Übereinkommen über den Förderungsrahmen für den Arbeitsschutz, 2006

Die Allgemeine Konferenz der Internationalen Arbeitsorganisation,

die vom Verwaltungsrat des Internationalen Arbeitsamtes nach Genf einberufen wurde und am 31. Mai 2006 zu ihrer fünfundneunzigsten Tagung zusammengetreten ist,

anerkennt das globale Ausmaß arbeitsbedingter Unfälle, Erkrankungen und Todesfälle und die Notwendigkeit weiterer Maßnahmen zu ihrer Reduzierung,

erinnert daran, dass der Schutz der Arbeitnehmer gegen allgemeine und Berufskrankheiten sowie gegen Arbeitsunfälle zu den Zielen der Internationalen Arbeitsorganisation gehört, wie sie in ihrer Verfassung dargelegt sind,

anerkennt, dass arbeitsbedingte Unfälle, Erkrankungen und Todesfälle sich negativ auf die Produktivität und die wirtschaftliche und soziale Entwicklung auswirken,

verweist auf Absatz III (g) der Erklärung von Philadelphia, dem zufolge die Internationale Arbeitsorganisation die feierliche Verpflichtung hat, bei den einzelnen Nationen der Welt Programme zu fördern, die einen angemessenen Schutz für das Leben und die Gesundheit der Arbeitnehmer bei allen Beschäftigungen erreichen,

ist sich der Erklärung der IAO über grundlegende Prinzipien und Rechte bei der Arbeit und ihre Folgemaßnahmen, 1998, bewusst,

verweist auf das Übereinkommen (Nr. 155) über den Arbeitsschutz, 1981, die Empfehlung (Nr. 164) betreffend den Arbeitsschutz, 1981, und andere Instrumente der Internationalen Arbeitsorganisation, die für den Förderungsrahmen für den Arbeitsschutz relevant sind,

erinnert daran, dass die Förderung des Arbeitsschutzes Teil der Agenda der Internationalen Arbeitsorganisation für menschenwürdige Arbeit für alle ist,

verweist auf die von der 91. Tagung (2003) der Internationalen Arbeitskonferenz angenommenen "Schlussfolgerungen über normenbezogene Tätigkeiten der IAO im Bereich des Arbeitsschutzes - Eine globale Strategie", insbesondere in Bezug darauf sicherzustellen, dass dem Arbeitsschutz in nationalen Agenden Vorrang eingeräumt wird,

betont die Bedeutung der ständigen Förderung einer innerstaatlichen präventiven Arbeitsschutzkultur,

hat beschlossen, verschiedene Anträge anzunehmen betreffend den Arbeitsschutz, eine Frage, die den vierten Gegenstand ihrer Tagesordnung bildet, und

dabei bestimmt, dass diese Anträge die Form eines internationalen Übereinkommens erhalten sollen.

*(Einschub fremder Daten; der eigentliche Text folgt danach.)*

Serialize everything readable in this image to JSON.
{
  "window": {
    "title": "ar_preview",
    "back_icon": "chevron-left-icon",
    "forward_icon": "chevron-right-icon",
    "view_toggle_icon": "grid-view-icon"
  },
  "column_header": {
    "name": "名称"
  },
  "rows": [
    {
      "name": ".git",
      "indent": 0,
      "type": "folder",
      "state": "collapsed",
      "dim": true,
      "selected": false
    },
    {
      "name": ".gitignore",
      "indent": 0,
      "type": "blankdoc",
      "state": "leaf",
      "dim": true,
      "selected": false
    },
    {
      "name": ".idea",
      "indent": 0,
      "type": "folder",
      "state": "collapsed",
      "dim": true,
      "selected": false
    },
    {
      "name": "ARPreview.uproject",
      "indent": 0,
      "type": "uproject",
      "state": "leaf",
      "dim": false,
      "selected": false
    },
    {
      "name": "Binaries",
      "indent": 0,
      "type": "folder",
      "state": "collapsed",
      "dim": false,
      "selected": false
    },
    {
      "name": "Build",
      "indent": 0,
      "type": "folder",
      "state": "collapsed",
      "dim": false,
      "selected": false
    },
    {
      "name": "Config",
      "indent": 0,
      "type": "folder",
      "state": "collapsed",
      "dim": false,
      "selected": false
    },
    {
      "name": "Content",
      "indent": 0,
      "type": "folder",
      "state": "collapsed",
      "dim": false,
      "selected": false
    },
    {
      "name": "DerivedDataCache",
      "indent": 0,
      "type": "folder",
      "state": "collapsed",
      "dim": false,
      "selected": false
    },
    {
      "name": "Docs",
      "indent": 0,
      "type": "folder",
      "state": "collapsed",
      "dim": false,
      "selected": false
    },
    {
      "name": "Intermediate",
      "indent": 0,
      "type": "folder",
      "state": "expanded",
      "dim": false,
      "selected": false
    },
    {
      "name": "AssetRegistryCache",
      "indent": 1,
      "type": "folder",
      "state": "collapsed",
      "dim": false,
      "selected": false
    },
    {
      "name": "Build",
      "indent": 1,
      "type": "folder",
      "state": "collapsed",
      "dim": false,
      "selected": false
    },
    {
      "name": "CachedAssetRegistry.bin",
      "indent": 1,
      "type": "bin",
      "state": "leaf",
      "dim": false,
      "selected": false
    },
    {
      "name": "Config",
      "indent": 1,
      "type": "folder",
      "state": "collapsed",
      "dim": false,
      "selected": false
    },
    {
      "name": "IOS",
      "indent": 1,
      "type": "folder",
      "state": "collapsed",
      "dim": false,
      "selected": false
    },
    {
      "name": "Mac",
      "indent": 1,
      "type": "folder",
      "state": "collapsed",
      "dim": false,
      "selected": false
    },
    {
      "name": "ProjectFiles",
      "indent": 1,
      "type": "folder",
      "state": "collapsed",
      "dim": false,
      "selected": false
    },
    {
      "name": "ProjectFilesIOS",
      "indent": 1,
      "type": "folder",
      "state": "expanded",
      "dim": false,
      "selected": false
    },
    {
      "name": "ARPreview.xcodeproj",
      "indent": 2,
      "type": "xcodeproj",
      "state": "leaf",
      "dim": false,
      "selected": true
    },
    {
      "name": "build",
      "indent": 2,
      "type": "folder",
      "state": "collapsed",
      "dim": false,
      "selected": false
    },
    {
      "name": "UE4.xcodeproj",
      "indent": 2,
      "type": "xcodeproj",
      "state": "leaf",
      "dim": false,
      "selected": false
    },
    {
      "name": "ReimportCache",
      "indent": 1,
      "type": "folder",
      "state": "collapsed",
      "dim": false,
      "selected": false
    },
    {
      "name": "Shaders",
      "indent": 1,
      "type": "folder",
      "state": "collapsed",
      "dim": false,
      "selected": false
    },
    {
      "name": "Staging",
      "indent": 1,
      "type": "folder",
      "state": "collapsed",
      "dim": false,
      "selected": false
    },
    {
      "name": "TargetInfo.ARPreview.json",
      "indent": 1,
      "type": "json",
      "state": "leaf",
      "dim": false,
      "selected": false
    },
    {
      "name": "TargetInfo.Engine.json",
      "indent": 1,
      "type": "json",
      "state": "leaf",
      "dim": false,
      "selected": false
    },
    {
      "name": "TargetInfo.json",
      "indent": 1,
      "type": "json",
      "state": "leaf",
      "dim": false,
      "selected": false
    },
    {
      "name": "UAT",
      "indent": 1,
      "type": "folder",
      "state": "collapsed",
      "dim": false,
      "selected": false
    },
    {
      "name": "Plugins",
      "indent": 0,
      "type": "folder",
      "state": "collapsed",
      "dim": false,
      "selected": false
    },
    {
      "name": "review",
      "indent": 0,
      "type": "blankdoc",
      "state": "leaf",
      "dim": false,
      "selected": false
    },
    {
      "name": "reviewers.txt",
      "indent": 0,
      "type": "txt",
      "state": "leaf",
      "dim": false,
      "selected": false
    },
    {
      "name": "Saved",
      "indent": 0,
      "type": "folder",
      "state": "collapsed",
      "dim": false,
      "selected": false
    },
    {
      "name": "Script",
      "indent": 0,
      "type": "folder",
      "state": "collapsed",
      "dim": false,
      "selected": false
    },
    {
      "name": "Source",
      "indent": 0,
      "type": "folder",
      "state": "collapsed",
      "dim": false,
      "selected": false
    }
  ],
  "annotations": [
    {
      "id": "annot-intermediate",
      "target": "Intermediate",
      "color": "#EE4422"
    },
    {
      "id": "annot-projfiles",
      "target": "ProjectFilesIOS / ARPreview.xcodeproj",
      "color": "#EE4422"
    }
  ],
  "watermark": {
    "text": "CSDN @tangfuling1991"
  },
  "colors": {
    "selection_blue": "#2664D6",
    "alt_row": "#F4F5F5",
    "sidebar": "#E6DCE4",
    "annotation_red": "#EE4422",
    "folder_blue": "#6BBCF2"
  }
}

Die Konferenz nimmt heute, am 15. Juni 2006, das folgende Übereinkommen an, das als Übereinkommen über den Förderungsrahmen für den Arbeitsschutz, 2006, bezeichnet wird.

I. Begriffsbestimmungen

Artikel 1

Im Sinne dieses Übereinkommens

  1. bezieht sich der Begriff "innerstaatliche Politik" auf die innerstaatliche Politik auf dem Gebiet des Arbeitsschutzes und der Arbeitsumwelt, die im Einklang mit den Grundsätzen von Artikel 4 des Übereinkommens (Nr. 155) über den Arbeitsschutz, 1981, entwickelt wird;
  2. bezieht sich der Begriff "innerstaatliches Arbeitsschutzsystem" oder "innerstaatliches System" auf die Infrastruktur, die den Hauptrahmen für die Umsetzung der innerstaatlichen Arbeitsschutzpolitik und innerstaatlicher Arbeitsschutzprogramme bietet;
  3. bezieht sich der Begriff "innerstaatliches Arbeitsschutzprogramm" oder "innerstaatliches Programm" auf jedes innerstaatliche Programm, das in einem vorher festgelegten Zeitrahmen zu erreichende Ziele, Prioritäten und Aktionsmittel, die ausgearbeitet worden sind, um den Arbeitsschutz zu verbessern, sowie Mittel zur Beurteilung von Fortschritten umfasst;
  4. bezieht sich der Begriff "eine innerstaatliche präventive Arbeitsschutzkultur" auf eine Kultur, in der das Recht auf eine sichere und gesunde Arbeitsumwelt auf allen Ebenen geachtet wird, in der Regierung, Arbeitgeber und Arbeitnehmer aktiv daran mitwirken, durch ein System festgelegter Rechte, Verantwortlichkeiten und Pflichten eine sichere und gesunde Arbeitsumwelt zu gewährleisten, und in der dem Grundsatz der Prävention höchste Priorität eingeräumt wird.

II. Ziel

Artikel 2

  1. Jedes Mitglied, das dieses Übereinkommen ratifiziert, hat zur Verhütung von arbeitsbedingten Unfällen, Erkrankungen und Todesfällen in Beratung mit den maßgebenden Verbänden der Arbeitgeber und der Arbeitnehmer die ständige Verbesserung des Arbeitsschutzes zu fördern durch die Entwicklung einer innerstaatlichen Politik, eines innerstaatlichen Systems und eines innerstaatlichen Programms.
  2. Jedes Mitglied hat aktive Maßnahmen zu ergreifen, um unter Berücksichtigung der Grundsätze in den Instrumenten der Internationalen Arbeitsorganisation (IAO), die für den Förderungsrahmen für den Arbeitsschutz relevant sind, durch das innerstaatliche Arbeitsschutzsystem und durch innerstaatliche Arbeitsschutzprogramme schrittweise eine sichere und gesunde Arbeitsumwelt zu verwirklichen.
  3. Jedes Mitglied hat in Beratung mit den maßgebenden Verbänden der Arbeitgeber und der Arbeitnehmer in regelmäßigen Abständen zu erwägen, welche Maßnahmen getroffen werden könnten, um die einschlägigen Arbeitsschutzübereinkommen der IAO zu ratifizieren.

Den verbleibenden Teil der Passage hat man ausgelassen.